Telaglenastat is a Selective and Orally Active Inhibitor of Glutaminase 1
Posted On 2019-12-14
Tumor cells use a variety of oncogenically- and environmentally driven metabolic pathways. That aims to meet the bioenergetic and biosynthetic demands of rapid and sustained growth. One of the key nutrients is the amino acid glutamine. It is the most abundant amino acid in plasma. Small-molecule inhibitors, suppressing the broadly expressed form of glutaminase (encoded by the gene GLS), has antitumor activity across a variety of tumor types. They include lymphoma, glioma, breast, pancreatic, non-small cell lung and renal cancers. In addition, elevated GLS expression is associated with high grade and metastatic breast cancer. In particular, triple-negative breast cancer (TNBC) primary tumors and cell lines have elevated GLS mRNA; this is associated with high glutamine consumption and/or enhanced reliance on exogenous glutamine for survival in vitro. In this study, Telaglenastat is a first-in-class, reversible and orally bioavailable glutaminase 1 (GLS1) inhibitor.
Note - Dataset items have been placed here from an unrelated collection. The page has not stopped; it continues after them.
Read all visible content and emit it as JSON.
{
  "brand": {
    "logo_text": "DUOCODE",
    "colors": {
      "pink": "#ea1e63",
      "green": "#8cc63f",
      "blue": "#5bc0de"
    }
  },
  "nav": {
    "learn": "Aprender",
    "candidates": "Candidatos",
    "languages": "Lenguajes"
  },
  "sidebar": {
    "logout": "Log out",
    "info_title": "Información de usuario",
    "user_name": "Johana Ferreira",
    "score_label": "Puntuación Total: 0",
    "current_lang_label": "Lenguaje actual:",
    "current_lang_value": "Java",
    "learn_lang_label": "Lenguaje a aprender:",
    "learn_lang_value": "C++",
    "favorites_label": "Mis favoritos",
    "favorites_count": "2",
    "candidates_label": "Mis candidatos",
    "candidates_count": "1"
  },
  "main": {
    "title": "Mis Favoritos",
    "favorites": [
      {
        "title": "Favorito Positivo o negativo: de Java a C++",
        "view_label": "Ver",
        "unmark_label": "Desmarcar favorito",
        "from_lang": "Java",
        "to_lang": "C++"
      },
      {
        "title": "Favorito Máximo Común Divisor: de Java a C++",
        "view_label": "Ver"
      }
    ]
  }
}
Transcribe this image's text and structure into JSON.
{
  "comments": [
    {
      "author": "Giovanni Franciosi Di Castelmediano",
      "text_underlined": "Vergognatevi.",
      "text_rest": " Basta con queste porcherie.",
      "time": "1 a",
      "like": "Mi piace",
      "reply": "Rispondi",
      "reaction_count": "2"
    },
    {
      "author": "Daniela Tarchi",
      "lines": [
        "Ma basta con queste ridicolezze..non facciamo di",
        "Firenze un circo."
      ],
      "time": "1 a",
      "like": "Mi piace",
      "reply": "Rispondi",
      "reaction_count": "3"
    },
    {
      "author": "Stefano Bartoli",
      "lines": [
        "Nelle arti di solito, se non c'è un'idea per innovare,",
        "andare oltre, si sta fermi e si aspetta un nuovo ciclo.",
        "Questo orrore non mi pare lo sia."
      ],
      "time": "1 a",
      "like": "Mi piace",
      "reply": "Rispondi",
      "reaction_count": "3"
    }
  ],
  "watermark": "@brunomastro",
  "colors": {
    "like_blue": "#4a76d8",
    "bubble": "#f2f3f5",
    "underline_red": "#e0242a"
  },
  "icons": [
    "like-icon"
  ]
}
Telaglenastat shows high selectivity for the GLS1 splice variants KGA (kidney-type glutaminase) and GAC (glutaminase C) over GLS2. The IC50s are 23 and 28 nM for endogenous glutaminase in mouse kidney and brain, respectively. In addition, Telaglenastat inhibits the two TNBC cell lines with IC50 ranging from 20 to 55 nM. Furthermore, it exhibits in vitro antiproliferative activity against a panel of TNBC cell lines. Importantly, Telaglenastat inhibits glutamine consumption in HCC1806 cells. Moreover, TNBC cell lines are sensitive to glutaminase inhibition with Telaglenastat. Telaglenastat activates caspase 3/7 and induces apoptosis in MDA-MB-231 and HCC1806 cells. In addition, it has antitumor activity in xenograft models of TNBC.
In summary, Telaglenastat is a potent, selective, and orally bioavailable inhibitor of both splice variants of glutaminase (KGA and GAC). Thus, Telaglenastat is a targeted therapeutic in TNBC and other glutamine-dependent tumors.
Gross MI, et al. Mol Cancer Ther. 2014 Apr;13(4):890-901.